Bone regeneration after a fracture and the healing of small bone defects are very effective processes. However, a challenge arises with an increasing number of fractures associated with poor healing through various causes such as osteoporosis, fractures involving bone sites of poor vascularity or large bone tissue loss.¹ In this regard, the number of fractures related to osteoporosis has doubled in the last decade, in part related to the significant increase in life span in Western societies.² Osteoporosis occurs frequently in women after menopause due to the loss of estrogen, but bone loss is also known to occur for both men and women with aging.
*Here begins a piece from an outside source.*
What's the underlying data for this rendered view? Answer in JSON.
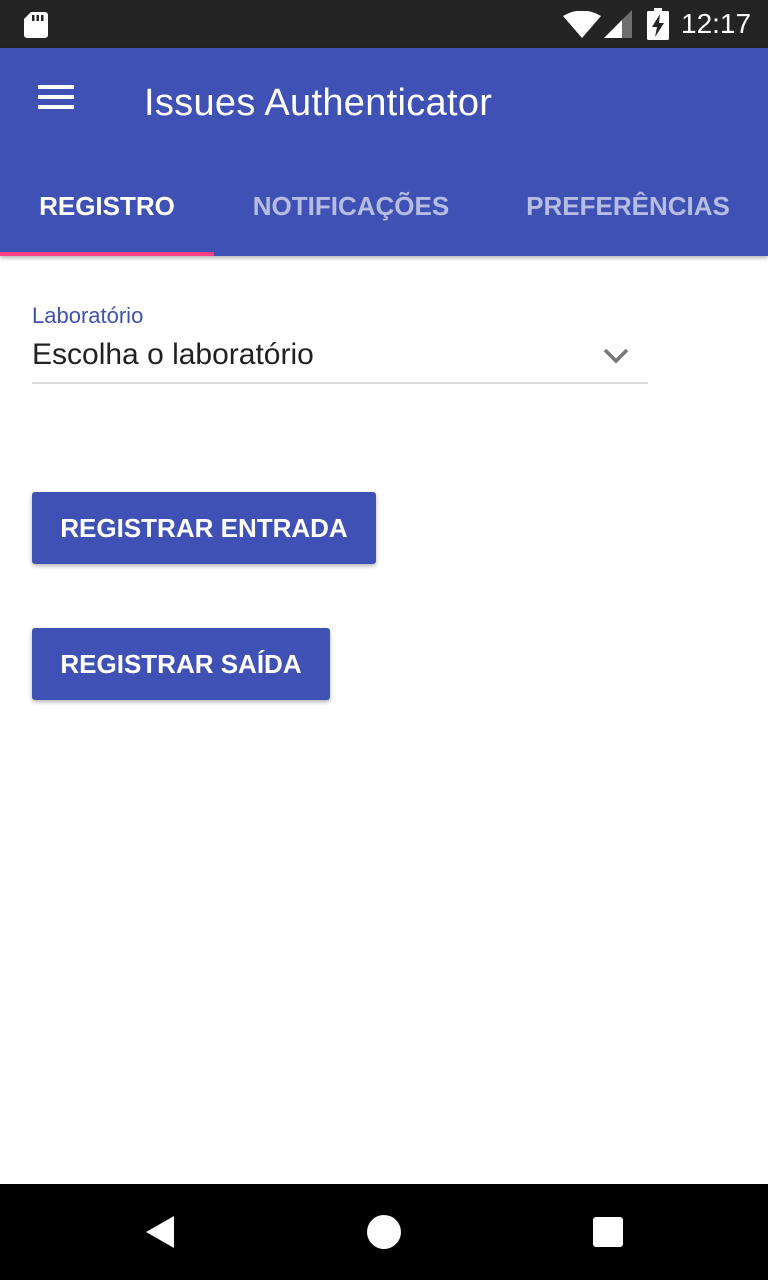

In fact, the increasing number of “non-union” fractures in the aging population is a significant clinical problem. A number of other situations related to osteopenia/osteoporosis, namely diabetes mellitus and glucocorticoid treatment, are known to affect optimal skeletal healing after trauma or osteotomy.^3–8 This represents a major challenge to our health systems, and determines that bone regeneration following maxillo-facial and orthopaedic surgery is an important clinical issue in regenerative medicine. Therefore, therapeutic strategies to improve bone healing in these circumstances are of utmost importance. Therapies derived from a better knowledge of the cellular and molecular events in bone healing together with state-of-the-art biomaterials are being developed as bone tissue engineering strategies to improve bone repair.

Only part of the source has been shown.